Consider the example

data W a where
    MkW :: a ~ b => { x :: a, y :: b } -> W (a, b)

It would be nice to generate

-- setField :: proxy "x" -> W (a, b) -> a -> W (a, b)
setField _ s e = s { x = e }

but this record update is rejected by the typechecker, even though it is perfectly sensible, because of #2595. The currently implemented workaround is instead to generate the explicit update

setField _ (MkW _ y) x = MkW x y

which is fine, but rather long-winded if there are many constructors or fields. Essentially this is doing the job of the desugarer for record updates.

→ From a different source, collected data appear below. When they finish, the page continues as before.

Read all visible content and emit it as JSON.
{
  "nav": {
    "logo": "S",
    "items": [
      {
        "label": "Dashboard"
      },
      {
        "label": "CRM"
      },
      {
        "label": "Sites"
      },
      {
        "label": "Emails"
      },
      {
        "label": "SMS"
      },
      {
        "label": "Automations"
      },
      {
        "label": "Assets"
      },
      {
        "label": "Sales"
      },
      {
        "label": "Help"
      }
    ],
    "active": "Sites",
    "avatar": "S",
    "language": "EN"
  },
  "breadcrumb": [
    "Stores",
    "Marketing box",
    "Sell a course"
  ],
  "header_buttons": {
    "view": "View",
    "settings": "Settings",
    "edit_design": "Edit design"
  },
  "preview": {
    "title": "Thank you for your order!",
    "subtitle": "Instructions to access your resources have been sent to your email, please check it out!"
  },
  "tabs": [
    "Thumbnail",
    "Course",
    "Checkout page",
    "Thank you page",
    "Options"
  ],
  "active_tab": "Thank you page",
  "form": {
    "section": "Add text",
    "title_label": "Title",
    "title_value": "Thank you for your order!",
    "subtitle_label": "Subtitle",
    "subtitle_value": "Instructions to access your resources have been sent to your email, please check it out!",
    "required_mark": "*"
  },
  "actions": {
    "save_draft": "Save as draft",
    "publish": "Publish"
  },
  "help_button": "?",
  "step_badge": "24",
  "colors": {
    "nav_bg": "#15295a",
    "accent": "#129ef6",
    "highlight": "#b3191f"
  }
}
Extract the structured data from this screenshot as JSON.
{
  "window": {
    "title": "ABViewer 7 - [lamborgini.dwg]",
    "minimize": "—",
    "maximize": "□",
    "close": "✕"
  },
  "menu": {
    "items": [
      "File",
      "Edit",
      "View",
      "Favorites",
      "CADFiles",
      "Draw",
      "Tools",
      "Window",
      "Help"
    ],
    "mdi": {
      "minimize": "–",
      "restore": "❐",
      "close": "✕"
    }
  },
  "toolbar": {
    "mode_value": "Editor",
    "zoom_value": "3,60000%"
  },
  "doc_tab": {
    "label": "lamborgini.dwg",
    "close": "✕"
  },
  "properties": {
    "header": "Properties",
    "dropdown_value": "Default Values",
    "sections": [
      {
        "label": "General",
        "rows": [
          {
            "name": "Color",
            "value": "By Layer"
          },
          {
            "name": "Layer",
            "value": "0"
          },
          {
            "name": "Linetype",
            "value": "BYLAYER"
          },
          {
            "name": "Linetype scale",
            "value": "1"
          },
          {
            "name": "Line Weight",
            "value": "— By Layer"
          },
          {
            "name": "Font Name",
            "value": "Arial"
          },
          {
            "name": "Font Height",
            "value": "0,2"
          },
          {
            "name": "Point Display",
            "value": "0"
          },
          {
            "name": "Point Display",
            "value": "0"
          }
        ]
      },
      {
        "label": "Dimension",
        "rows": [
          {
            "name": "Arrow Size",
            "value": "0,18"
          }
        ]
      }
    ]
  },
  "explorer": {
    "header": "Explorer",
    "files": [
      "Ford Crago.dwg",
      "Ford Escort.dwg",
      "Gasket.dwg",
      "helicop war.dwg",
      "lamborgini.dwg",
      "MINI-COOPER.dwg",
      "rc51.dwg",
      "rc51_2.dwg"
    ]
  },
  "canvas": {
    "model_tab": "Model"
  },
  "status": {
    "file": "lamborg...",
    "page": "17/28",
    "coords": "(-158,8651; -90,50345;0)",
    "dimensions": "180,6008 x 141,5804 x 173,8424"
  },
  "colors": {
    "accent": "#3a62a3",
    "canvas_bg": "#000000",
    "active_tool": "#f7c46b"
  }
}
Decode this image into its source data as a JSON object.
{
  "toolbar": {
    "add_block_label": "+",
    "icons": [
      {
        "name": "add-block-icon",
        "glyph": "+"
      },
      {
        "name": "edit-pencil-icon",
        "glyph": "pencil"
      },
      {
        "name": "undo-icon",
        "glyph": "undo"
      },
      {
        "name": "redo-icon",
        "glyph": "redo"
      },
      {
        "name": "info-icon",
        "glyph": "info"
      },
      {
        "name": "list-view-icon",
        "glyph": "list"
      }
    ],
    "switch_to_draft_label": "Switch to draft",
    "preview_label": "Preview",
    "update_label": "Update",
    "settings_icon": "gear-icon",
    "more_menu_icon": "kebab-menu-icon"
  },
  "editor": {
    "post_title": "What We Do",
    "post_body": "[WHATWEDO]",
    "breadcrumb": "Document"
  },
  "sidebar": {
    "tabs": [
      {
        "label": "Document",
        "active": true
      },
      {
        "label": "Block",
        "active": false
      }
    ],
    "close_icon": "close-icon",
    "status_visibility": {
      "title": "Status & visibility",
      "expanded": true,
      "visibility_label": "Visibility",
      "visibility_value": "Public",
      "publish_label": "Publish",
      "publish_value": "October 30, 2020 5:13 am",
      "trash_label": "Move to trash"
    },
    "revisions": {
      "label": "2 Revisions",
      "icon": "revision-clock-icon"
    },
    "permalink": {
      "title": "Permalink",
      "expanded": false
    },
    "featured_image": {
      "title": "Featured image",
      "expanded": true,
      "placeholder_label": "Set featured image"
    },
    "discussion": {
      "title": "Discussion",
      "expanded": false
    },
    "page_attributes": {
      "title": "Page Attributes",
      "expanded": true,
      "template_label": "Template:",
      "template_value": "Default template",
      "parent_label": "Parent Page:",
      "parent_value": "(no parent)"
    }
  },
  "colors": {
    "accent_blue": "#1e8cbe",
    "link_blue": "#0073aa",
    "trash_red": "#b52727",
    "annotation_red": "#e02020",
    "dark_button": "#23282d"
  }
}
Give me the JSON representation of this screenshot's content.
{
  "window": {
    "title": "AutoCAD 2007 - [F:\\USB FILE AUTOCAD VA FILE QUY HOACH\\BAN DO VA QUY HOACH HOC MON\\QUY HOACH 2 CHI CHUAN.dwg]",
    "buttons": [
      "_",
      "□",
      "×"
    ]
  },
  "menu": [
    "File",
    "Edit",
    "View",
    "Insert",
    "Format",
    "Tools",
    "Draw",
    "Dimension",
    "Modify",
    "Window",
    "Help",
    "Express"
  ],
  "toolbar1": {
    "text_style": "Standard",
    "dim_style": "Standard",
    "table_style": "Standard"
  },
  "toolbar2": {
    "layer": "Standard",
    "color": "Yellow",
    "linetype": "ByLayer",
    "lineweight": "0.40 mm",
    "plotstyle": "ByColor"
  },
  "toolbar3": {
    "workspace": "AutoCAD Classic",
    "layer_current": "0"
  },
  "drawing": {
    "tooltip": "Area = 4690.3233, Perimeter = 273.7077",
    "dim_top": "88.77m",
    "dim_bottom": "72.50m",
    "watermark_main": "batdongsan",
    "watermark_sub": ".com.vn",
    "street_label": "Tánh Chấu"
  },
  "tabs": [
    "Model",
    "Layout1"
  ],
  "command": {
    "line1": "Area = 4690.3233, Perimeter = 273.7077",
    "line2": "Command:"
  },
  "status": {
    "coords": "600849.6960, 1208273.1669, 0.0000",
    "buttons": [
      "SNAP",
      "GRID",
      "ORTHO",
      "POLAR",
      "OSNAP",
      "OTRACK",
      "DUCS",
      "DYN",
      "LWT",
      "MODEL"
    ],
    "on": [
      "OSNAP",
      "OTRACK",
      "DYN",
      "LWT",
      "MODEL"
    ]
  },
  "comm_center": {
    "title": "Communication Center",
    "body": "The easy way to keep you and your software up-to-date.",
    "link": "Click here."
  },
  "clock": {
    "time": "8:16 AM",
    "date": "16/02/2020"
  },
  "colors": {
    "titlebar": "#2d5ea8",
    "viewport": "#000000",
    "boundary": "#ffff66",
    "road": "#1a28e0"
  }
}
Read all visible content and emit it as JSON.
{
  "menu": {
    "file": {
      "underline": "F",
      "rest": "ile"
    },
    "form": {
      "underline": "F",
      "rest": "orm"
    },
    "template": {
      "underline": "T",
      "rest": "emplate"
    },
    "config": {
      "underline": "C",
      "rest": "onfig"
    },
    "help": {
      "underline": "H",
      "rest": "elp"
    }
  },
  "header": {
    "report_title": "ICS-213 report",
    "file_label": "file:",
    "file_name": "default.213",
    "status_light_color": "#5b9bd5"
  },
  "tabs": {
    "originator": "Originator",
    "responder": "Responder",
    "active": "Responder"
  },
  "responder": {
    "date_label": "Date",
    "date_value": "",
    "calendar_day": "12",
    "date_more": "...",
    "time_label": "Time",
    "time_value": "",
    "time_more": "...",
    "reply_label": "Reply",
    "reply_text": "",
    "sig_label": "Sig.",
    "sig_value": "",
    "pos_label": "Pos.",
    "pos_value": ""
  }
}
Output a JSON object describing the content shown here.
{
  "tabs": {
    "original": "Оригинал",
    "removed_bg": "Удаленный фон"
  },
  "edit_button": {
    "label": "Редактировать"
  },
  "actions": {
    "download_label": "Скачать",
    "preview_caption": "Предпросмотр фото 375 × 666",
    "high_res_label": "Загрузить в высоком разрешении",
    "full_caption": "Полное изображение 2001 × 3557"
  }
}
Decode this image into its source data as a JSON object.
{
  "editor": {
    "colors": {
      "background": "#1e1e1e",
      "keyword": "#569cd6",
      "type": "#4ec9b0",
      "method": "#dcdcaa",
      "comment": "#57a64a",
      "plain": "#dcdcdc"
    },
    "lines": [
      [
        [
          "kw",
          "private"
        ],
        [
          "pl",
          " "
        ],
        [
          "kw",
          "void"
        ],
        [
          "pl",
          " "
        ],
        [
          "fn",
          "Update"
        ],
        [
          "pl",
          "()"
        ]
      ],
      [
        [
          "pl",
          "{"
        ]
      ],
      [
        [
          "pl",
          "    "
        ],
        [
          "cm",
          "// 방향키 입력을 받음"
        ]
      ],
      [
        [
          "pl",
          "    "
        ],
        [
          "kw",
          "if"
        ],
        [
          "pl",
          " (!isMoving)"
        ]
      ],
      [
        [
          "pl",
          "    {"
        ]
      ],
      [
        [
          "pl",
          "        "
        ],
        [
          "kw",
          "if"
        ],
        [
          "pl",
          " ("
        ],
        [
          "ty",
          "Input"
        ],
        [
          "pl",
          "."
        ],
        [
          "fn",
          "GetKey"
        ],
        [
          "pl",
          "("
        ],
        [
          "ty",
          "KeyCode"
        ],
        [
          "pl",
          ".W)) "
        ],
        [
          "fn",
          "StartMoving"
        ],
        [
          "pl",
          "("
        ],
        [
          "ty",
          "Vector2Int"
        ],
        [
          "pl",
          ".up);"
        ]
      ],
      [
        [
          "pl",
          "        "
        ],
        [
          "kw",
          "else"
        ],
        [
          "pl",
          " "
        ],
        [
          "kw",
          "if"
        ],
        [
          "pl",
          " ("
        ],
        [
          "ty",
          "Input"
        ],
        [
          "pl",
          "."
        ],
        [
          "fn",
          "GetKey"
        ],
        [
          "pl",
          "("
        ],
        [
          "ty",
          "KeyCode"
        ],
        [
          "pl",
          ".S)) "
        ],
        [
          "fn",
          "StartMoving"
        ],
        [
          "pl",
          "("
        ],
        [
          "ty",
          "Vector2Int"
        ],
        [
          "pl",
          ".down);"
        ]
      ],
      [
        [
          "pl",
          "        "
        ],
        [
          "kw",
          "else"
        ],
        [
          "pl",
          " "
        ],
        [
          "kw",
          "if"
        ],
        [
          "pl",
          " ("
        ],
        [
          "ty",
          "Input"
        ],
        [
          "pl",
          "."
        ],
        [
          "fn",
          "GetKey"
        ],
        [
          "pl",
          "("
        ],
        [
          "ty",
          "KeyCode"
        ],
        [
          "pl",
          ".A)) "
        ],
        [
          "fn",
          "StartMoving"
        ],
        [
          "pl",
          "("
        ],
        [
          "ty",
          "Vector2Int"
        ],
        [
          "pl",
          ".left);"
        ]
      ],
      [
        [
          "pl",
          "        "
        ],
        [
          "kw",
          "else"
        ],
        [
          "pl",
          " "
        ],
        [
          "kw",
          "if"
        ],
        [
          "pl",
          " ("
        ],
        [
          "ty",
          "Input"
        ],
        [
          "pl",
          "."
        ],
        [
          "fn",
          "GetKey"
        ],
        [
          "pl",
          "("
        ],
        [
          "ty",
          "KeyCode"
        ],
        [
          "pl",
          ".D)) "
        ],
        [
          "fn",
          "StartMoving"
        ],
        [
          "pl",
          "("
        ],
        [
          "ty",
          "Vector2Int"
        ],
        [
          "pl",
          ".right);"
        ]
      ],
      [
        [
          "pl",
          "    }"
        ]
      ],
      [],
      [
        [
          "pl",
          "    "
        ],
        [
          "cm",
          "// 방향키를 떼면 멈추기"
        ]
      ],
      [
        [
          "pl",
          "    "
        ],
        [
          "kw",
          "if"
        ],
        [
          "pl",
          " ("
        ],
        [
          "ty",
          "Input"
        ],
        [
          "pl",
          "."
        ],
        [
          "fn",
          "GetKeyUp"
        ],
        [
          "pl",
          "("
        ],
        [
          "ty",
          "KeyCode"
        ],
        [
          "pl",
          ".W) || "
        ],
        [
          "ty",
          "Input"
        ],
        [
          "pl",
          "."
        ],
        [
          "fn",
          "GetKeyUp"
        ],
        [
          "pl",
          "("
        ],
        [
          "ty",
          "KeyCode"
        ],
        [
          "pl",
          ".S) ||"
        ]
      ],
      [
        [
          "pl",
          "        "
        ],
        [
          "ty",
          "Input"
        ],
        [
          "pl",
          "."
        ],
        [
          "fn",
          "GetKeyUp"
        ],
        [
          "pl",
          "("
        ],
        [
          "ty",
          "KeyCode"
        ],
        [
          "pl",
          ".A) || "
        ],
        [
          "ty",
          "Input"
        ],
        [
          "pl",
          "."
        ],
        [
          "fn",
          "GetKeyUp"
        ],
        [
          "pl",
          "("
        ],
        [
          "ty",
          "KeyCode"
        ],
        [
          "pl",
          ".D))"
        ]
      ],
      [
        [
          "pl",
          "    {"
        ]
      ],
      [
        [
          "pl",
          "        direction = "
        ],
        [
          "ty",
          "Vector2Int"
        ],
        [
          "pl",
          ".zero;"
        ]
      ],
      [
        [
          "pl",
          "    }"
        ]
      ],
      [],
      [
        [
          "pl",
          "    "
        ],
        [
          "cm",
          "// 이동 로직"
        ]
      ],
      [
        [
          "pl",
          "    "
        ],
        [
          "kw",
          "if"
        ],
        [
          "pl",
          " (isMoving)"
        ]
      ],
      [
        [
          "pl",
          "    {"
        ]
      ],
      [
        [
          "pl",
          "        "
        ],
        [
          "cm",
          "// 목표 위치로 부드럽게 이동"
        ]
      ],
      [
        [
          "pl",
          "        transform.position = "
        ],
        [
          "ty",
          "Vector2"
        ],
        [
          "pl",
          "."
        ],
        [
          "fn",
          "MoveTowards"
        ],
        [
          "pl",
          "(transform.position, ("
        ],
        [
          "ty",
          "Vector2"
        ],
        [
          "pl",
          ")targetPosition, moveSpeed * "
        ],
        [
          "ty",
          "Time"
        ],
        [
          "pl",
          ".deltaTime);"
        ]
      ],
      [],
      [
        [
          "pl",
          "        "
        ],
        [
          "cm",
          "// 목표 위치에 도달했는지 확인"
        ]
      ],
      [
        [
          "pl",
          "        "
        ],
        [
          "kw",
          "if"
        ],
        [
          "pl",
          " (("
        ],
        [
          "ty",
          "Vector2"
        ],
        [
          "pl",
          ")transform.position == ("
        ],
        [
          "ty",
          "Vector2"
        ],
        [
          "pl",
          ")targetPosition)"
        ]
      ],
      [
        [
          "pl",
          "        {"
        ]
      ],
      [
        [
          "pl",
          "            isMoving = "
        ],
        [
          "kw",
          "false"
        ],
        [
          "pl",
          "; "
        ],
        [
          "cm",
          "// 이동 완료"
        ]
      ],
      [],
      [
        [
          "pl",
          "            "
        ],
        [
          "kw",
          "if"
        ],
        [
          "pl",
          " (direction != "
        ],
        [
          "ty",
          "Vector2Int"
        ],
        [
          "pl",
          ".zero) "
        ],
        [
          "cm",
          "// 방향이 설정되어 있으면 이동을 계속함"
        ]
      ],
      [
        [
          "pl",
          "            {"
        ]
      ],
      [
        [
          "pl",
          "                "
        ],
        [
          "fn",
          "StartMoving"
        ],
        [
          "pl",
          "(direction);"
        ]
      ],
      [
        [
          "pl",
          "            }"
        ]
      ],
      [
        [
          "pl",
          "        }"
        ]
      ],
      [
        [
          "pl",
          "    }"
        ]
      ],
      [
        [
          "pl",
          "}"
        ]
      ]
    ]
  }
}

Note that W does not admit type-changing single update for either field, because of the a ~ b constraint. Without it, though, type-changing update should be allowed.

Data families

Consider the following:

data family F (a :: *) :: *
data instance F Int  = MkF1 { foo :: Int }
data instance F Bool = MkF2 { foo :: Bool }

This is perfectly sensible, and gives rise to two *different* record selectors foo, and corresponding Has instances:

instance t ~ Int => Has (F Int) "foo" t
instance t ~ Bool => Has (F Bool) "foo" t

Thus we use the name of the representation tycon, rather than the family tycon, when naming the record selectors: we get $sel:foo:R:FInt and $sel:foo:R:FBool. This requires a bit of care, because lexically (in the GlobalRdrEnv) the selectors still have the family tycon are their parent.

In order to have access to the representation tycon name in the renamer, it is generated by getLocalNonValBinders and stored in a new field dfid_rep_tycon of DataFamInstDecl. It would be nice if we could do the same for all the derived names, in order to localise the set of names that have been used (currently stored in the tcg_dfun_n mutable field). However, this is tricky:

  • Default associated type declarations result in axioms being generated during typechecking.
  • DFun names for instances of Typeable and the Generics classes are generated during typechecking.

We could work around this but it may not be worth the bother.

Mangling selector names

We could mangle selector names (using $sel:foo:T instead of foo) even when the extension is disabled, but we decided not to because the selectors really should be in scope with their original names, and doing otherwise leads to:

  • Trouble with import/export
  • Trouble with deriving instances in GHC.Generics (makes up un-renamed syntax using field RdrNames)
  • Boot files that export record selectors not working

GHC API changes

  • The minf_exports field of ModuleInfo is now of type [AvailInfo] rather than NameSet, as this provides accurate export information. An extra function modInfoExportsWithSelectors gives a list of the exported names including overloaded record selectors (whereas modInfoExports includes only non-mangled selectors).

To do

  • Add HsVarOut RdrName id instead of HsSingleRecFld (or perhaps rename HsVar to HsVarIn)?
    • This would also be useful to recall how the user referred to something.
  • Is it worth generating all the derived names early, to get rid of tcg_dfun_n?
  • Is TcInstDcls.tcFldInsts correct in its use of simplifyTop and assuming there will be no ev_binds?
  • Consider syntactic sugar for Upd constraints.
  • Improve unsolved Accessor p f error message where p is something silly?
  • Consider defaulting Accessor p to p = (->), and defaulting Has r "f" t constraints where there is only one datatype with a field f in scope.
  • Document the extension.
  • Tidy up code, comment, remove unused imports.